A liderança, corporizada pelo primeiro e pelos
restantes ministros, deixou dúvidas desde o primeiro dia. Entregar
megaministérios a governantes inexperientes, sem peso político para se imporem
perante os pares e sem o conhecimento necessário para trabalharem com os atores
da sociedade e da economia é, naturalmente, erro de principiante. Mas o melhor
diagnóstico deste elenco ministerial foi a imagem derrotada e acabrunhada da
bancada do Governo no debate do estado da Nação de sexta-feira. Ministros que
não se olhavam, um ministro demissionário que ao que parece tinha já arrumado o
gabinete, outro que tem guia de marcha para ser substituído, outra que poderá
ver o seu Ministério partido a meio, enfim, uma vergonha para a nossa
democracia.
A ASAE é, neste caso, o presidente da
República. E, ao contrário da atenta e diligente ASAE da vida real, Cavaco
Silva foi dando espaço a um produto em decadência, ao ponto de, quando
finalmente a podridão se manifestou de dentro para fora, ver o seu espaço de
manobra muito limitado. O caminho, por muito que custe ao presidente, será
fatalmente uma eleição antecipada, quanto antes, melhor. Porque em democracia
não há artifício político que contorne o sufrágio. Tem consequências na
execução do plano de assistência? Certamente que sim. Mas se há dois anos foi
possível juntar as três principais forças políticas e negociar um memorando com
a troika num quadro de eleições antecipadas, não vejo por que razão não se pode
agora renegociar o programa de ajuda, envolvendo as mesmas forças, partindo
para um ato eleitoral que nos traga um Governo mais capaz.

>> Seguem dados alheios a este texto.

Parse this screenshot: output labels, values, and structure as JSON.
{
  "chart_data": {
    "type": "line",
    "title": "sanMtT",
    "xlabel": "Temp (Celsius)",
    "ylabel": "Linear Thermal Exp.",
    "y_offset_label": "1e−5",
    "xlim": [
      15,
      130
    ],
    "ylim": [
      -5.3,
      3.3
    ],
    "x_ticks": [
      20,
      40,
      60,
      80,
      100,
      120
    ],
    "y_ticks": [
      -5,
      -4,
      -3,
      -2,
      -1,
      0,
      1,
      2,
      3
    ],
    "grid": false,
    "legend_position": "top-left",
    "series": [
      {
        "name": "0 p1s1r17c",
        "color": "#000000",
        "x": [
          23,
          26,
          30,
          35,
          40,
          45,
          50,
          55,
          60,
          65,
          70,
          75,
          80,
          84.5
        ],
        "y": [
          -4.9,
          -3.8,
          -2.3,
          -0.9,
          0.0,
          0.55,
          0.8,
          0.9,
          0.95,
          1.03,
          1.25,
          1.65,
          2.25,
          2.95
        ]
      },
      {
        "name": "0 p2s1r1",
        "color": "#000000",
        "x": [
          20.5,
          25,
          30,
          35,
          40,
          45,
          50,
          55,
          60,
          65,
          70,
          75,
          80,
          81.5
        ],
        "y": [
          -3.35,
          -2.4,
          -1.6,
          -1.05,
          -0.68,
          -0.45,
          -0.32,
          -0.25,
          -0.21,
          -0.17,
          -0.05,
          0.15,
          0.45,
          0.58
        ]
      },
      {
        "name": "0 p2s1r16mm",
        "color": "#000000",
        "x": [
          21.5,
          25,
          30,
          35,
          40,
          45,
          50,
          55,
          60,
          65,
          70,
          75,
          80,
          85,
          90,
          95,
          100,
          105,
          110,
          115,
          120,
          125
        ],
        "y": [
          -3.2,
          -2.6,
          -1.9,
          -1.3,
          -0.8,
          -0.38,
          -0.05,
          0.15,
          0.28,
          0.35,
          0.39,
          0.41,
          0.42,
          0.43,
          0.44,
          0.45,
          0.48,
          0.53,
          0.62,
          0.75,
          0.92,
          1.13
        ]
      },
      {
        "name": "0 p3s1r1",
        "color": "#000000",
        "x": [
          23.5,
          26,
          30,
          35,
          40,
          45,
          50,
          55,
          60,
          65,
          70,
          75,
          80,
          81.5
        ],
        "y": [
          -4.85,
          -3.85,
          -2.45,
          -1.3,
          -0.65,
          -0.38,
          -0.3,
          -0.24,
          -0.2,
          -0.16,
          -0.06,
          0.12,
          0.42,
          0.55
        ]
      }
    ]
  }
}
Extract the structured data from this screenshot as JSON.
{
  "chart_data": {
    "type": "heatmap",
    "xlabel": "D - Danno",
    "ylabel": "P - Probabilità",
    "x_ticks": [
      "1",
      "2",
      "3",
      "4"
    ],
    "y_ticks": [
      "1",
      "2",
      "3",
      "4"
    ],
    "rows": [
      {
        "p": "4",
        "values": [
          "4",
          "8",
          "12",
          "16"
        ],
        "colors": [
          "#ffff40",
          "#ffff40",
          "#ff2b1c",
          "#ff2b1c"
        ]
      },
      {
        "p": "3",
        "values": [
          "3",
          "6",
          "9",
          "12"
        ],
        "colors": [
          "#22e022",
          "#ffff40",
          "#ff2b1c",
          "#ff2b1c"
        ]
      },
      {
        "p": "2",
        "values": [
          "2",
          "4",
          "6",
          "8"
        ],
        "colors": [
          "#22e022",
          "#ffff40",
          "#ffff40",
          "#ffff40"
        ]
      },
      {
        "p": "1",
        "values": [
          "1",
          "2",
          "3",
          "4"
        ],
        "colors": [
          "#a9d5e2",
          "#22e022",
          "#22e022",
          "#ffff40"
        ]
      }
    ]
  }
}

Vale aqui recordar o famoso artigo de Cavaco
escrito em 2004, no qual recuperou a lei de Gresham para estabelecer o paralelo
entre a má moeda que expulsa a boa moeda e os políticos incompetentes que
expulsam os políticos competentes. O professor alertava à data para a
necessidade de inverter este efeito. Pois bem, esta é a hora de, na primeira pessoa,
o agora presidente protagonizar aquilo que no passado defendeu: substituir o
mau produto, fora de prazo, por um outro com validade.